BCE abre a porta a alterações dos limites nas compras de dívida
Com uma nova injecção de 750 mil milhões de euros, o banco central conseguiu o objectivo de travar a subida de taxas da dívida que se vinha registando, especialmente em Itália, mas também noutros países como Portugal. Mas pode ainda ir mais longe.
Depois de ter lançado um novo programa de compra de dívida pública no valor de 750 mil milhões de euros, o Banco Central Europeu (BCE) assume agora a possibilidade de, no futuro, caso se revele necessário, alterar o limite de 33% para a percentagem de dívida que pode deter de cada país, um limite que tem sido um obstáculo para que o banco compre mais dívida de Portugal, por exemplo.
Num artigo de opinião publicado em diversos jornais europeus – e no PÚBLICO em Portugal – a presidente do BCE, Christine Lagarde, aborda aquela que tem sido uma das preocupações dos mercados relativamente aos programas de compra de dívida da autoridade monetária da zona euro: o facto de em alguns países, como a Itália ou Portugal, o BCE já ser dono de quase um terço da dívida pública de longo prazo emitida, um limite que foi imposto pelo banco a si próprio.
“Caso alguns dos limites auto-impostos dificultem a linha de acção que o BCE é chamado a adoptar para cumprir o seu mandato, o Conselho do BCE ponderará a alteração desses limites, na medida do necessário, para tornar a sua actuação proporcionada aos riscos que enfrentamos”, afirma Lagarde.
A presidente do BCE faz ainda questão de garantir que um novo reforço do volume de compras de dívida pode, a qualquer momento, ser colocado em cima da mesa.
“Estamos plenamente preparados para aumentar a dimensão dos nossos programas de compra de activos e ajustar a sua composição, tanto quanto necessário e pelo tempo que for necessário”, disse, naquilo que constitui uma promessa semelhante à realizada por Mario Draghi quando em 2012 disse que o BCE faria “tudo o que for preciso” para salvar o euro.
Esta quarta-feira ao fim do dia, depois de nas horas anteriores as taxas de juro da dívida pública dos países periféricos da zona euro, especialmente da Itália, terem registado subidas significativas nos mercados, o BCE viu-se obrigado a adoptar medidas que vão bem além daquilo que tinha anunciado menos de uma semana antes.
Em particular, lançou um novo programa de compra de dívida pública, dedicado especialmente ao combate da crise trazida pela pandemia do novo coronavírus, com o qual irá injectar mais 750 mil milhões de euros na economia até ao final do ano.
Na semana passada, o BCE tinha anunciado um aumento das compras de 120 mil milhões de euros, mas claramente esse valor não chegou para satisfazer os investidores e, nos mercados da dívida, as taxas de juro a 10 anos da Itália ultrapassaram os 2% pela primeira vez desde Maio do ano passado, ao passo que as taxas de juro portuguesas ultrapassaram os 1,4%.
Esta quinta-feira, depois do anúncio da noite anterior, os mercados reagiram positivamente, registando-se recuos importantes nas taxas de juro da dívida dos países periféricos.
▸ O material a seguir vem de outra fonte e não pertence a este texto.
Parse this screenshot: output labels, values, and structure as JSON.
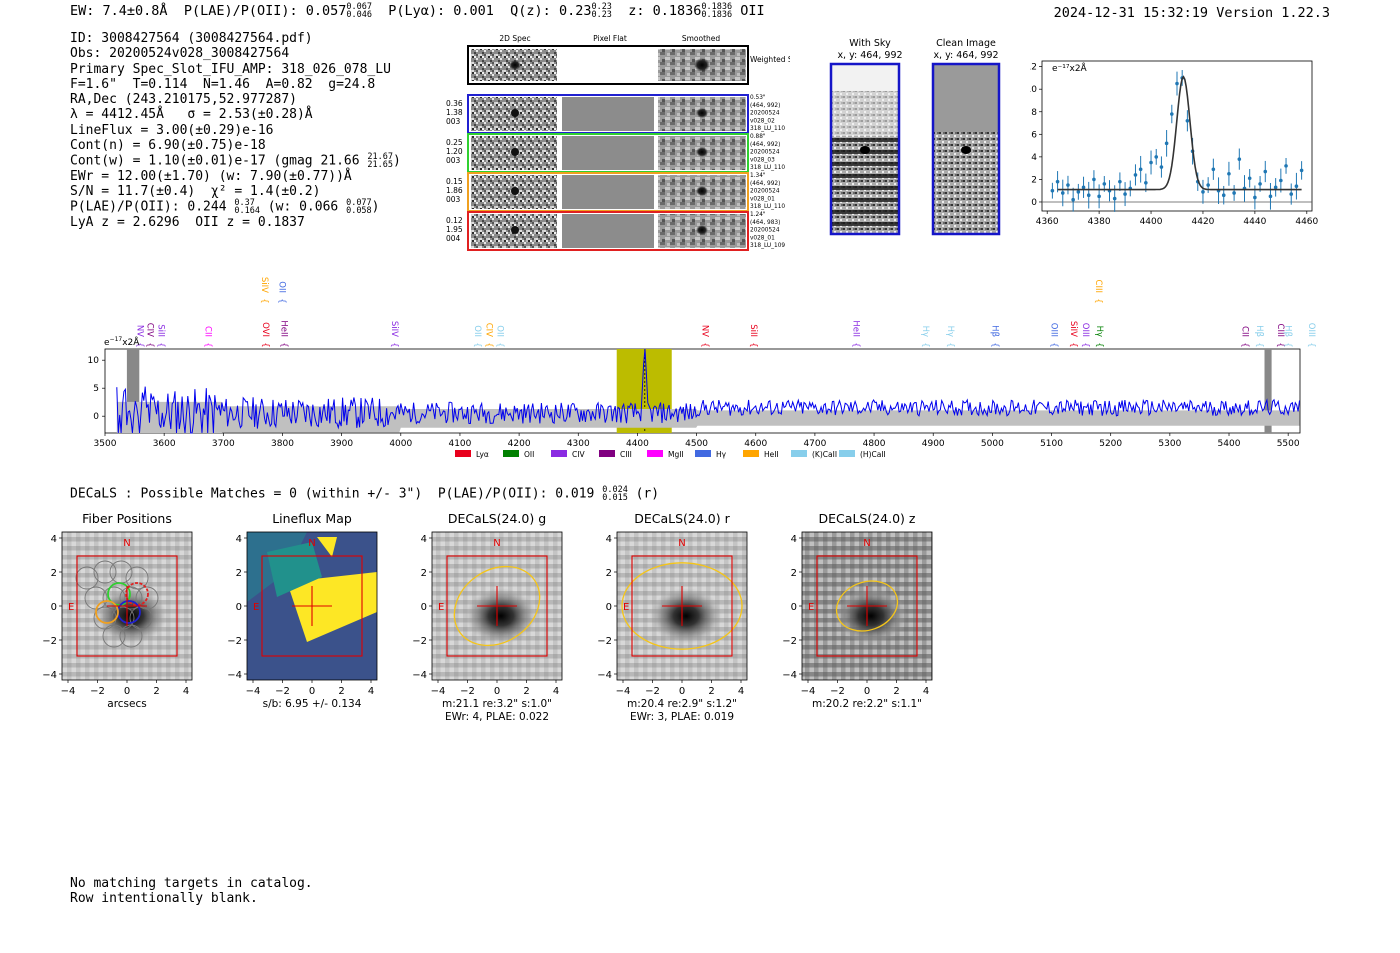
{
  "header": {
    "ew": "EW: 7.4±0.8Å",
    "plae_label": "P(LAE)/P(OII): 0.057",
    "plae_hi": "0.067",
    "plae_lo": "0.046",
    "plya": "P(Lyα): 0.001",
    "q_label": "Q(z): 0.23",
    "q_hi": "0.23",
    "q_lo": "0.23",
    "z_label": "z: 0.1836",
    "z_hi": "0.1836",
    "z_lo": "0.1836",
    "z_line": "OII",
    "datetime": "2024-12-31 15:32:19",
    "version": "Version 1.22.3"
  },
  "info": {
    "id": "ID: 3008427564 (3008427564.pdf)",
    "obs": "Obs: 20200524v028_3008427564",
    "primary": "Primary Spec_Slot_IFU_AMP: 318_026_078_LU",
    "params": "F=1.6\"  T=0.114  N=1.46  A=0.82  g=24.8",
    "radec": "RA,Dec (243.210175,52.977287)",
    "lambda": "λ = 4412.45Å   σ = 2.53(±0.28)Å",
    "lineflux": "LineFlux = 3.00(±0.29)e-16",
    "contn": "Cont(n) = 6.90(±0.75)e-18",
    "contw": "Cont(w) = 1.10(±0.01)e-17 (gmag 21.66",
    "contw_hi": "21.67",
    "contw_lo": "21.65",
    "contw_end": ")",
    "ewr": "EWr = 12.00(±1.70) (w: 7.90(±0.77))Å",
    "sn": "S/N = 11.7(±0.4)  χ² = 1.4(±0.2)",
    "plae": "P(LAE)/P(OII): 0.244",
    "plae_hi": "0.37",
    "plae_lo": "0.164",
    "plae_w": " (w: 0.066",
    "plae_w_hi": "0.077",
    "plae_w_lo": "0.058",
    "plae_end": ")",
    "lyaz": "LyA z = 2.6296  OII z = 0.1837"
  },
  "cutouts": {
    "col_2d": "2D Spec",
    "col_flat": "Pixel Flat",
    "col_smooth": "Smoothed",
    "weighted": "Weighted Sum",
    "rows": [
      {
        "left": [
          "0.36",
          "1.38",
          "003"
        ],
        "right": [
          "0.53\"",
          "(464, 992)",
          "20200524",
          "v028_02",
          "318_LU_110"
        ],
        "color": "#2020d0"
      },
      {
        "left": [
          "0.25",
          "1.20",
          "003"
        ],
        "right": [
          "0.88\"",
          "(464, 992)",
          "20200524",
          "v028_03",
          "318_LU_110"
        ],
        "color": "#30d030"
      },
      {
        "left": [
          "0.15",
          "1.86",
          "003"
        ],
        "right": [
          "1.34\"",
          "(464, 992)",
          "20200524",
          "v028_01",
          "318_LU_110"
        ],
        "color": "#f0a020"
      },
      {
        "left": [
          "0.12",
          "1.95",
          "004"
        ],
        "right": [
          "1.24\"",
          "(464, 983)",
          "20200524",
          "v028_01",
          "318_LU_109"
        ],
        "color": "#e02020"
      }
    ]
  },
  "sky": {
    "with_sky": "With Sky",
    "with_sky_xy": "x, y: 464, 992",
    "clean": "Clean Image",
    "clean_xy": "x, y: 464, 992"
  },
  "zoom_chart": {
    "ylabel": "e⁻¹⁷x2Å",
    "xticks": [
      "4360",
      "4380",
      "4400",
      "4420",
      "4440",
      "4460"
    ],
    "yticks": [
      "0",
      "2",
      "4",
      "6",
      "8",
      "10",
      "12"
    ]
  },
  "chart_data": [
    {
      "type": "scatter",
      "title": "Zoomed emission line fit",
      "xlabel": "",
      "ylabel": "e-17 x2A",
      "xlim": [
        4358,
        4462
      ],
      "ylim": [
        -0.8,
        12.5
      ],
      "x": [
        4362,
        4364,
        4366,
        4368,
        4370,
        4372,
        4374,
        4376,
        4378,
        4380,
        4382,
        4384,
        4386,
        4388,
        4390,
        4392,
        4394,
        4396,
        4398,
        4400,
        4402,
        4404,
        4406,
        4408,
        4410,
        4412,
        4414,
        4416,
        4418,
        4420,
        4422,
        4424,
        4426,
        4428,
        4430,
        4432,
        4434,
        4436,
        4438,
        4440,
        4442,
        4444,
        4446,
        4448,
        4450,
        4452,
        4454,
        4456,
        4458
      ],
      "y": [
        1.0,
        1.8,
        0.8,
        1.5,
        0.2,
        0.9,
        1.3,
        0.6,
        2.0,
        0.5,
        1.6,
        1.0,
        0.3,
        1.8,
        0.7,
        1.2,
        2.4,
        2.9,
        1.7,
        3.5,
        4.0,
        3.1,
        5.2,
        7.8,
        10.5,
        11.0,
        7.2,
        4.5,
        1.8,
        0.9,
        1.5,
        2.9,
        1.0,
        0.6,
        2.5,
        0.8,
        3.8,
        1.2,
        2.1,
        0.4,
        1.6,
        2.7,
        0.5,
        1.3,
        1.9,
        3.2,
        0.7,
        1.4,
        2.8
      ],
      "fit": {
        "center": 4412.45,
        "sigma": 2.53,
        "amplitude": 10.0,
        "continuum": 1.1
      }
    },
    {
      "type": "line",
      "title": "Full spectrum",
      "xlabel": "",
      "ylabel": "e-17 x2A",
      "xlim": [
        3500,
        5520
      ],
      "ylim": [
        -3,
        12
      ],
      "xticks": [
        3500,
        3600,
        3700,
        3800,
        3900,
        4000,
        4100,
        4200,
        4300,
        4400,
        4500,
        4600,
        4700,
        4800,
        4900,
        5000,
        5100,
        5200,
        5300,
        5400,
        5500
      ],
      "yticks": [
        0,
        5,
        10
      ],
      "highlight_range": [
        4365,
        4458
      ],
      "peak": 4412.45,
      "legend": [
        "Lyα",
        "OII",
        "CIV",
        "CIII",
        "MgII",
        "Hγ",
        "HeII",
        "(K)CaII",
        "(H)CaII"
      ],
      "legend_colors": [
        "#e8001c",
        "#008000",
        "#8a2be2",
        "#800080",
        "#ff00ff",
        "#4169e1",
        "#ffa500",
        "#87ceeb",
        "#87ceeb"
      ]
    }
  ],
  "line_markers": [
    {
      "label": "NV",
      "wave": 3550,
      "color": "#8a2be2",
      "row": "low"
    },
    {
      "label": "CIV",
      "wave": 3567,
      "color": "#800080",
      "row": "low"
    },
    {
      "label": "SiII",
      "wave": 3585,
      "color": "#8a2be2",
      "row": "low"
    },
    {
      "label": "CII",
      "wave": 3665,
      "color": "#ff00ff",
      "row": "low"
    },
    {
      "label": "SiIV",
      "wave": 3760,
      "color": "#ffa500",
      "row": "high"
    },
    {
      "label": "OVI",
      "wave": 3762,
      "color": "#e8001c",
      "row": "low"
    },
    {
      "label": "OII",
      "wave": 3790,
      "color": "#4169e1",
      "row": "high"
    },
    {
      "label": "HeII",
      "wave": 3793,
      "color": "#800080",
      "row": "low"
    },
    {
      "label": "SiIV",
      "wave": 3980,
      "color": "#8a2be2",
      "row": "low"
    },
    {
      "label": "OII",
      "wave": 4120,
      "color": "#87ceeb",
      "row": "low"
    },
    {
      "label": "CIV",
      "wave": 4140,
      "color": "#ffa500",
      "row": "low"
    },
    {
      "label": "OII",
      "wave": 4158,
      "color": "#87ceeb",
      "row": "low"
    },
    {
      "label": "NV",
      "wave": 4505,
      "color": "#e8001c",
      "row": "low"
    },
    {
      "label": "SiII",
      "wave": 4587,
      "color": "#e8001c",
      "row": "low"
    },
    {
      "label": "HeII",
      "wave": 4760,
      "color": "#8a2be2",
      "row": "low"
    },
    {
      "label": "Hγ",
      "wave": 4878,
      "color": "#87ceeb",
      "row": "low"
    },
    {
      "label": "Hγ",
      "wave": 4920,
      "color": "#87ceeb",
      "row": "low"
    },
    {
      "label": "Hβ",
      "wave": 4995,
      "color": "#4169e1",
      "row": "low"
    },
    {
      "label": "OIII",
      "wave": 5095,
      "color": "#4169e1",
      "row": "low"
    },
    {
      "label": "SiIV",
      "wave": 5128,
      "color": "#e8001c",
      "row": "low"
    },
    {
      "label": "OIII",
      "wave": 5148,
      "color": "#8a2be2",
      "row": "low"
    },
    {
      "label": "CIII",
      "wave": 5170,
      "color": "#ffa500",
      "row": "high"
    },
    {
      "label": "Hγ",
      "wave": 5172,
      "color": "#008000",
      "row": "low"
    },
    {
      "label": "CII",
      "wave": 5418,
      "color": "#800080",
      "row": "low"
    },
    {
      "label": "Hβ",
      "wave": 5442,
      "color": "#87ceeb",
      "row": "low"
    },
    {
      "label": "CIII",
      "wave": 5478,
      "color": "#800080",
      "row": "low"
    },
    {
      "label": "Hβ",
      "wave": 5490,
      "color": "#87ceeb",
      "row": "low"
    },
    {
      "label": "OIII",
      "wave": 5530,
      "color": "#87ceeb",
      "row": "low"
    }
  ],
  "decals": {
    "summary": "DECaLS : Possible Matches = 0 (within +/- 3\")  P(LAE)/P(OII): 0.019",
    "summary_hi": "0.024",
    "summary_lo": "0.015",
    "summary_end": "(r)",
    "panels": [
      {
        "title": "Fiber Positions",
        "caption1": "arcsecs",
        "caption2": ""
      },
      {
        "title": "Lineflux Map",
        "caption1": "s/b: 6.95 +/- 0.134",
        "caption2": ""
      },
      {
        "title": "DECaLS(24.0) g",
        "caption1": "m:21.1  re:3.2\"  s:1.0\"",
        "caption2": "EWr: 4, PLAE: 0.022"
      },
      {
        "title": "DECaLS(24.0) r",
        "caption1": "m:20.4  re:2.9\"  s:1.2\"",
        "caption2": "EWr: 3, PLAE: 0.019"
      },
      {
        "title": "DECaLS(24.0) z",
        "caption1": "m:20.2  re:2.2\"  s:1.1\"",
        "caption2": ""
      }
    ],
    "axis_ticks": [
      "−4",
      "−2",
      "0",
      "2",
      "4"
    ],
    "compass_n": "N",
    "compass_e": "E"
  },
  "footer": {
    "line1": "No matching targets in catalog.",
    "line2": "Row intentionally blank."
  }
}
No caso de Portugal, este indicador chegou a regressar a um nível abaixo de 1% durante a manhã, tendo à tarde subido para um valor ligeiramente acima de 1%.
Com as economia europeias a sofrerem uma quebra forte da actividade por causa da pandemia e os Estados a terem de intervir com vários tipos de apoio financeiro, teme-se que a deterioração inevitável das contas públicas venha a assustar os mercados e conduza a agravamentos significativos dos custos de financiamento de alguns países.
A este nível, a Itália é, neste momento, o país no centro das atenções, já que para além de ter uma dívida elevada e um saldo longe do equilíbrio, é uma das economias que mais pode sofrer com o coronavírus, tendo em conta aquilo que tem sido o nível de contágio registado no país e a consequente severidade das medidas de contenção.
Portugal, com uma situação económica e orçamental de partida mais favorável, beneficiando por exemplo de ratings mais altos do que a Itália, não tem sido alvo de tantas preocupações nos mercados. Mas, ainda assim, tem visto os seus títulos de dívida pública serem penalizados, com subidas das taxas de juro no mercado secundário e nas emissões entretanto realizadas.